Published: 2018-01-31 15:25
Last Updated: 2018-01-31 17:05
If you want to visit somewhere unusual in Egypt, we suggest that you travel 120 km from Upper Egypt’s ancient city of Aswan, until you reach the “Egyptian Ladies Village,” a village entirely inhabited by women.
More commonly known “El Samha,” the village residents are widowed women, women divorcees, or non-married women unable to make a self-sufficient living.
Located on the West Bank of the Nile, between Esna and Aswan, the village was established in 1998 by the Egyptian government and covers six acres of land.
The aim of the village is to provide a space where these women can make a living.
“There are 303 women living in the village,” General Supervisor of Samha village Hamdy El Kashef told Egypt Independent on Tuesday. “They assigned these ladies to plant some agriculture lands and to poultry farming [in order to] earn a living.”
Not only was each woman given a plot of land by the Ministry of Agriculture, but they received a house each as well, El Kashef said.
The one-storey houses have two rooms each, a kitchen and an animal farm.
The women of “El Samha” have access to healthcare facilities in their village, and the government provides “preliminary” and “preparatory” schooling for them too.
While some of these women find agricultural work too “tough” to handle, which results in some of them selling their piece of land and using the money to live, other continue to earn a living from farming, according El Kashef.
El Kashef did however point out the necessity of providing these women with loans, as well as enabling a “diversification of professions so that they can find alternatives to agriculture.”
During a recent visit from an international organization to the village, the women were “provided with livestock and feed which sought to enable them to find an alternative profession to agriculture,” El Kashef told Egypt Independent.

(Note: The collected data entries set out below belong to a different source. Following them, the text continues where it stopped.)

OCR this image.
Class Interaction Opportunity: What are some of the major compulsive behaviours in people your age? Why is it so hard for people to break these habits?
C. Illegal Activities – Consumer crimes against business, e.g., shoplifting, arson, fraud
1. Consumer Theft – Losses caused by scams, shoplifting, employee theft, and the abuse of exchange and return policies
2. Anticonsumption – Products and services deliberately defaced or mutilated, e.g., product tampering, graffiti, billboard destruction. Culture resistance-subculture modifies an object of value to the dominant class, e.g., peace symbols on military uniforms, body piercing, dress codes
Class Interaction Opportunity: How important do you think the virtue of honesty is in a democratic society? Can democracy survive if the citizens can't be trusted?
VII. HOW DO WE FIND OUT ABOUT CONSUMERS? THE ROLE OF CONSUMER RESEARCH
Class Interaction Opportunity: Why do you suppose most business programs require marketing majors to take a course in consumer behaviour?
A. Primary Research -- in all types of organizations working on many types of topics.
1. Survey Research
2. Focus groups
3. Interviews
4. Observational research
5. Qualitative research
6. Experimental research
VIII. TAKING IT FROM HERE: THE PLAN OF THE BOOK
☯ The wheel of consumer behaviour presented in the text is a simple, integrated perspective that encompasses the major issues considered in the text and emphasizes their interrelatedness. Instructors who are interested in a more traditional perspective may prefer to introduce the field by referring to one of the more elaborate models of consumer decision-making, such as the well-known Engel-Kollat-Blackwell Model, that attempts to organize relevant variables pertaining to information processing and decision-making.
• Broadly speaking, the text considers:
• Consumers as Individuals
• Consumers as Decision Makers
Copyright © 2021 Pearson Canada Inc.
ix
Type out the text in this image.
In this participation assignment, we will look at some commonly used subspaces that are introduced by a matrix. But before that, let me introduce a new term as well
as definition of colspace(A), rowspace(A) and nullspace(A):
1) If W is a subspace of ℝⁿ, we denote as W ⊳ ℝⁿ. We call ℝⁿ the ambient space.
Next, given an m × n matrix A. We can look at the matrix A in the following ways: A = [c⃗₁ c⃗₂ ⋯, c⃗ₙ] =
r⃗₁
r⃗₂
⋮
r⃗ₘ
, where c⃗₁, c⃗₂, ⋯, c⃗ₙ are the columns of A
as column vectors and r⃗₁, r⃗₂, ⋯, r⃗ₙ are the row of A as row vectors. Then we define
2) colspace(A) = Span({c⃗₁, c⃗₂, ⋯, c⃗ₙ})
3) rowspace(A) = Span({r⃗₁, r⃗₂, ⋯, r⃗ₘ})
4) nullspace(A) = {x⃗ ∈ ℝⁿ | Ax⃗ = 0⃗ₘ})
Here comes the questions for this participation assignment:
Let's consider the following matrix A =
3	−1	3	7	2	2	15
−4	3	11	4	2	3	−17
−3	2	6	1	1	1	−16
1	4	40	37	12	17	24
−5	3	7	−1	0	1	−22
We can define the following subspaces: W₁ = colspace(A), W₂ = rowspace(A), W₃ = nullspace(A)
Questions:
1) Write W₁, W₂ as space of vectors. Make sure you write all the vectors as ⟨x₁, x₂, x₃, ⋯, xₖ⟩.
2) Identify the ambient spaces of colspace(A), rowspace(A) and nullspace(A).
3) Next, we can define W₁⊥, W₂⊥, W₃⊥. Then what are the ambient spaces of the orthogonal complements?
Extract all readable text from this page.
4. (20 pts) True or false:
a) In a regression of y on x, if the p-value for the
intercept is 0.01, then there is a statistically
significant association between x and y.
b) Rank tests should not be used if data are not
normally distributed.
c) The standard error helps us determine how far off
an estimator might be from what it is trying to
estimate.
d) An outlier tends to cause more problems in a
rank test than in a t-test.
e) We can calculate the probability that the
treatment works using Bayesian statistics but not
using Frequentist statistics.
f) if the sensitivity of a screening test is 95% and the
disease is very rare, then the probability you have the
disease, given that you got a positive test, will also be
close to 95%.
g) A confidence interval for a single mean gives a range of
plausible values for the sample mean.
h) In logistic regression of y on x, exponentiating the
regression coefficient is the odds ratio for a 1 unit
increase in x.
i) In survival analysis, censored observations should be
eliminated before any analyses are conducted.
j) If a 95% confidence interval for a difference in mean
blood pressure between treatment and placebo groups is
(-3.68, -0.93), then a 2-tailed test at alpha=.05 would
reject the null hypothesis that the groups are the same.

El Kashef believes that agricultural work requires the physicality of men.
The best part about the village? All its residents live in harmony with one another.
“The ladies of the village are living in a harmony – with the arrival of sunset, they gather to exchange tales and speak of the problems they are facing.” Moreover, El Kashef continued, “every district has a lady-leader who organizes the meetings between other women.”
But what happens if one of the village’s residents decides to marry? She is required to leave the village to avoid “violating” its rules.